Zucker expressed his regret (in other words, caved to criticism from his liberal media friends) in a new interview with David Axelrod, the White House adviser to former president Obama.

“I do not believe that’s why he’s president of the United States,” Zucker said of airing the rallies. “But I do think we made a mistake.”

He said the same thing just before the 2016 election. “We probably did put on too many of the campaign rallies in the early months unedited,” he said at an event in October that year. “[I]n hindsight we probably shouldn’t have done that as much.”

And yet, even while inexplicably admitting fault, he defended the decision. “We put them on because we never knew what he was going to say,” he said. “They did also attract quite a bit of an audience.”

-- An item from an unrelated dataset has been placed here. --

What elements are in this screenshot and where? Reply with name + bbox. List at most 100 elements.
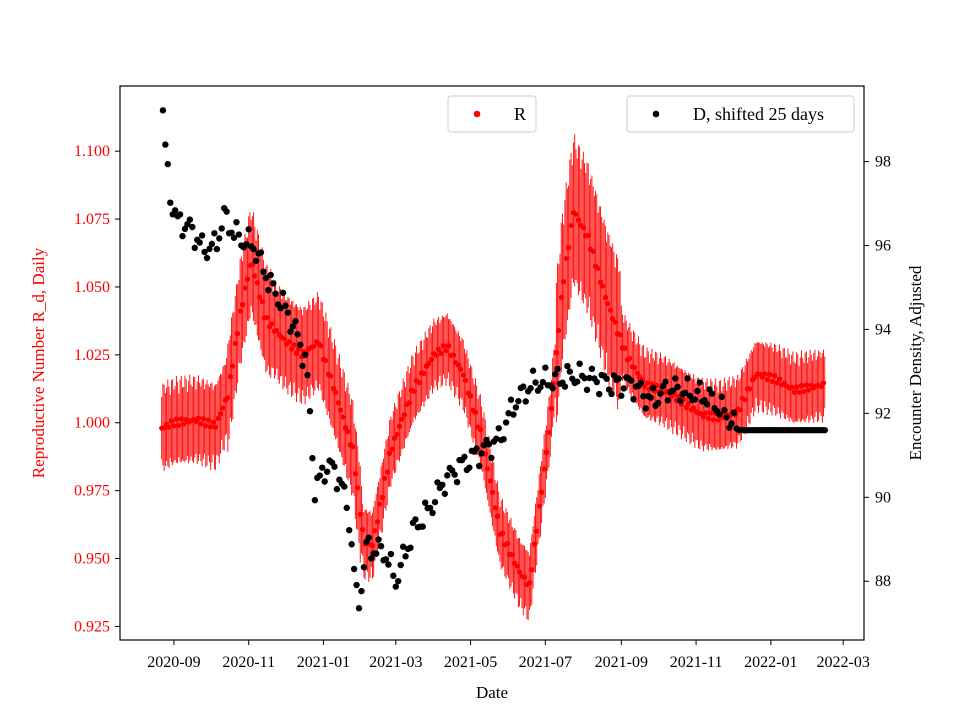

It’s impossible to come away from these sorry-not-sorry apology-nonapologies without the impression that Zucker’s only real regret is that his friends in the business don’t like what he did. CNN covered Trump for the novelty, impact and general public interest generated by his events. In Zucker’s own words, “We never knew what [Trump] was going to say.” That’s novelty. He was running for the Republican presidential nomination. That’s impact. And Trump, by every metric, drew the highest interest during the campaign and continues to drive ratings, web traffic and subscriptions for every major news organization.

Probably most important was Trump’s grasp of what fuels the biggest news stories in politics: conflict.

“Low-energy” Jeb Bush, “Little Marco” Rubio, “Lyin’ Ted” Cruz, “Crooked Hillary” Clinton. A mild insult makes all the difference.

No one alive today had ever seen anything like Trump’s campaign for president, so CNN covered it. And now Jeff Zucker is apologizing (sort of) on behalf of CNN for doing what news organizations are supposed to do.

Zucker is also kidding himself to suggest that the average voter sat in front of their TVs with CNN on for hours waiting for a Trump rally so that they could watch it from beginning to end. He may not want to offend his liberal friends who want him to repent. But he can stop fearfully apologizing for doing standard journalism.